Boiled peanuts could become South Carolina's official snack. 22-year-old Tom Stanford proposed the bill with the backing of students in his Winthrop government club. He says, "They're eaten all over the state and enjoyed at all kinds of occasions."
He has high hopes for the peanut, "I think this is something people can really get behind."
Just ask Burns Corley of Cromer's about the little legumes, "It's a staple food for South Carolinians."
Tucked behind Williams-Brice, his store's been selling sacks of the stuff for 75 years. WIS' Angie Goff spoke with Corley about sales.
Angie: How many bags do you sell at USC football games? Burns: Can be anything between 10,000 bags at a game. Angie: That's a lot of peanuts. Burns: That's a lot of peanuts. People love them.
And some downright just need them. One woman told Angie, "I'm pregnant and I'm craving them."
The peanut bill is not in the bag yet. It passed the House and is now in the Senate.

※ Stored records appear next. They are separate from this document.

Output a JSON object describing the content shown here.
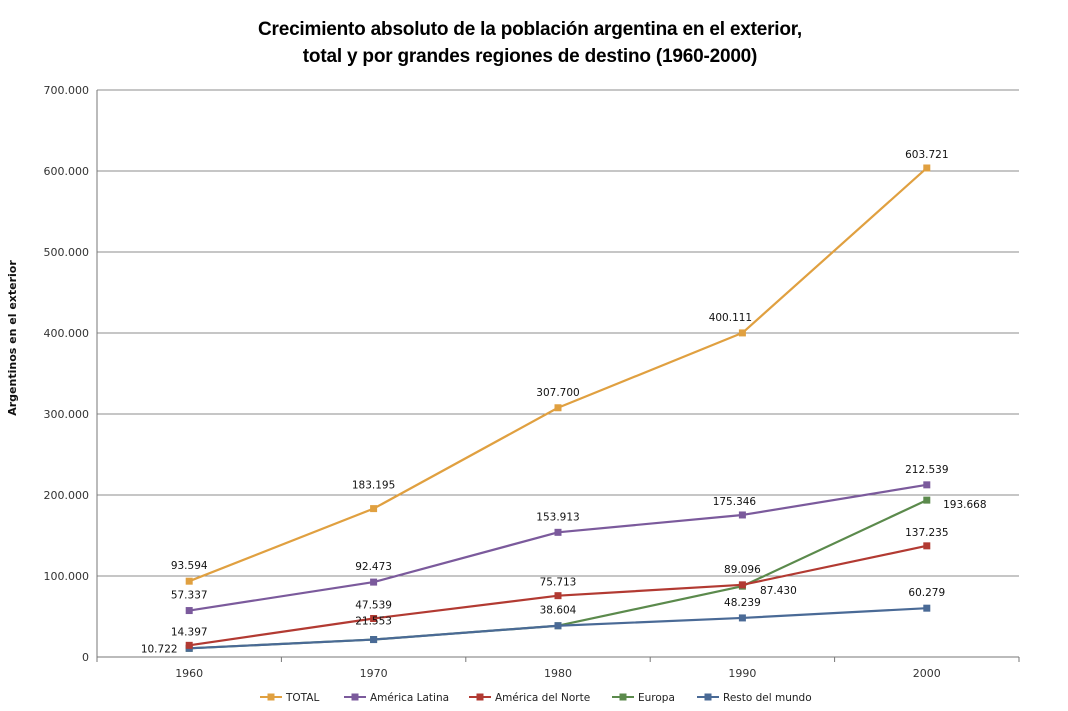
{
  "chart_data": {
    "type": "line",
    "title_lines": [
      "Crecimiento absoluto de la población argentina en el exterior,",
      "total y por grandes regiones de destino (1960-2000)"
    ],
    "xlabel": "",
    "ylabel": "Argentinos en el exterior",
    "categories": [
      "1960",
      "1970",
      "1980",
      "1990",
      "2000"
    ],
    "ylim": [
      0,
      700000
    ],
    "yticks": [
      0,
      100000,
      200000,
      300000,
      400000,
      500000,
      600000,
      700000
    ],
    "ytick_labels": [
      "0",
      "100.000",
      "200.000",
      "300.000",
      "400.000",
      "500.000",
      "600.000",
      "700.000"
    ],
    "grid": true,
    "legend_position": "bottom",
    "series": [
      {
        "name": "TOTAL",
        "color": "#E0A040",
        "values": [
          93594,
          183195,
          307700,
          400111,
          603721
        ],
        "labels": [
          "93.594",
          "183.195",
          "307.700",
          "400.111",
          "603.721"
        ]
      },
      {
        "name": "América Latina",
        "color": "#7B5A9C",
        "values": [
          57337,
          92473,
          153913,
          175346,
          212539
        ],
        "labels": [
          "57.337",
          "92.473",
          "153.913",
          "175.346",
          "212.539"
        ]
      },
      {
        "name": "América del Norte",
        "color": "#B23A32",
        "values": [
          14397,
          47539,
          75713,
          89096,
          137235
        ],
        "labels": [
          "14.397",
          "47.539",
          "75.713",
          "89.096",
          "137.235"
        ]
      },
      {
        "name": "Europa",
        "color": "#5B8A4C",
        "values": [
          10722,
          21553,
          38604,
          87430,
          193668
        ],
        "labels": [
          "",
          "",
          "",
          "87.430",
          "193.668"
        ]
      },
      {
        "name": "Resto del mundo",
        "color": "#4A6A96",
        "values": [
          10722,
          21553,
          38604,
          48239,
          60279
        ],
        "labels": [
          "10.722",
          "21.553",
          "38.604",
          "48.239",
          "60.279"
        ]
      }
    ]
  }
}
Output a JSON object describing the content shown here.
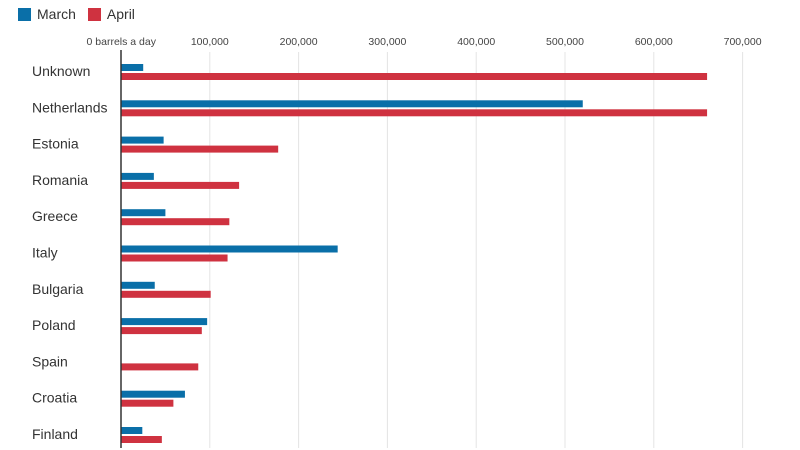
{
  "colors": {
    "march": "#0a6fa8",
    "april": "#cf3240",
    "grid": "#e4e4e4",
    "axis": "#333333"
  },
  "chart_data": {
    "type": "bar",
    "orientation": "horizontal",
    "title": "",
    "xlabel": "",
    "ylabel": "",
    "xlim": [
      0,
      700000
    ],
    "x_ticks": [
      0,
      100000,
      200000,
      300000,
      400000,
      500000,
      600000,
      700000
    ],
    "x_tick_labels": [
      "0 barrels a day",
      "100,000",
      "200,000",
      "300,000",
      "400,000",
      "500,000",
      "600,000",
      "700,000"
    ],
    "grid": true,
    "legend": "top-left",
    "categories": [
      "Unknown",
      "Netherlands",
      "Estonia",
      "Romania",
      "Greece",
      "Italy",
      "Bulgaria",
      "Poland",
      "Spain",
      "Croatia",
      "Finland"
    ],
    "series": [
      {
        "name": "March",
        "color": "#0a6fa8",
        "values": [
          25000,
          520000,
          48000,
          37000,
          50000,
          244000,
          38000,
          97000,
          0,
          72000,
          24000
        ]
      },
      {
        "name": "April",
        "color": "#cf3240",
        "values": [
          660000,
          660000,
          177000,
          133000,
          122000,
          120000,
          101000,
          91000,
          87000,
          59000,
          46000
        ]
      }
    ]
  }
}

If it makes it the salty treat will join the ranks of other official South Carolina favorites.
Elaine Nichols is a curator of history, and a supporter of the bill, "It's a major part of South Carolina culture."
Last week the governor signed the sweet grass bill, making the basket the state's official handcraft.
The baskets are part of the state's history, according to Elaine, "Africans came to South Carolina. They brought the sweet grass basket-making traditions with them."
"You could actually pour water in them."
From baskets, to beverage. Carolina-grown tea is already South Carolina's official drink. It's culture in a cup, and in color. Artist Paula Bowers says, "It's being worked into a book that highlights great things about Columbia."
The boiled peanut could make the next page soon. But it'll have to shell off a little competition first.
Tom's concern is, "about the pork rind lobby intercepting our momentum."
But bill or no bill, some Carolinians can't get enough of one tasty tradition.